Depolarization-Induced Ca2+ Entry Preferentially Evokes Release of Large Quanta in the Developing Xenopus Neuromuscular Junction

Abstract

The amplitude histogram of spontaneously occurring miniature synaptic currents (mSCs) is skewed positively at developing Xenopus neuromuscular synapses formed in culture. To test whether the quantal size of nerve-evoked quanta (eSCs) distributes similarly, we compared the amplitude histogram of single quantum eSCs in low external Ca2+ with that of mSCs and found that nerve stimulation preferentially released large quanta. Depolarization of presynaptic terminals by elevating [K+] in the external solution or by direct injection of current through a patch pipette increased the mSC frequency and preferentially, but not exclusively, evoked the release of large quanta, resulting in a second broad peak in the amplitude histogram. Formation of the second peak under these conditions was blocked by the N-type Ca2+ channel blocker, ω-conotoxin GVIA. In contrast, when the mSC frequency was elevated by thapsigargin- or caffeine-induced mobilization of internal Ca2+, formation of the second peak did not occur. We conclude that the second peak in the amplitude histogram is generated by Ca2+ influx through N-type Ca2+ channels, causing a local elevation of internal Ca2+. The mSC amplitude in the positively skewed portion of the histogram varied over a wide range.
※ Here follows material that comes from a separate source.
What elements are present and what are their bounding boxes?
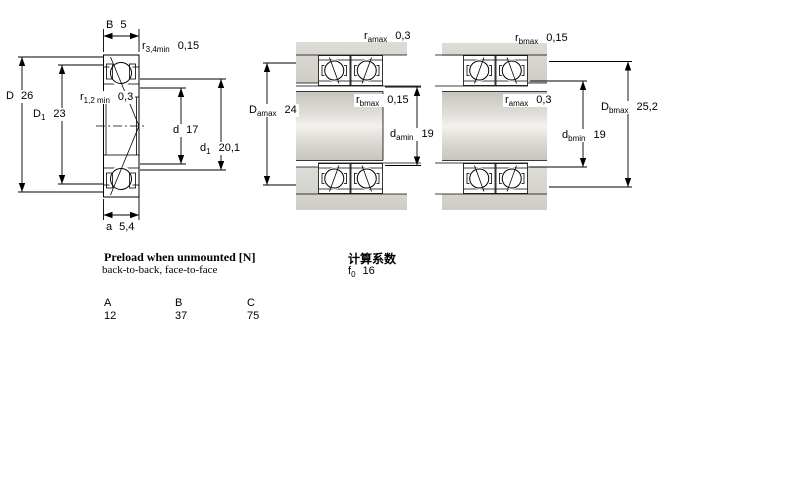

A competitive blocker of acetylcholine (ACh) receptors, d-tubocurarine, reduced the amplitude of smaller mSCs in this range relatively more than that of larger mSCs, suggesting that this variation in the mSC amplitude is due to variable amounts of ACh released from synaptic vesicles. We suggest that Ca2+ influx through N-type Ca2+ channels preferentially induces release of vesicles with large ACh content.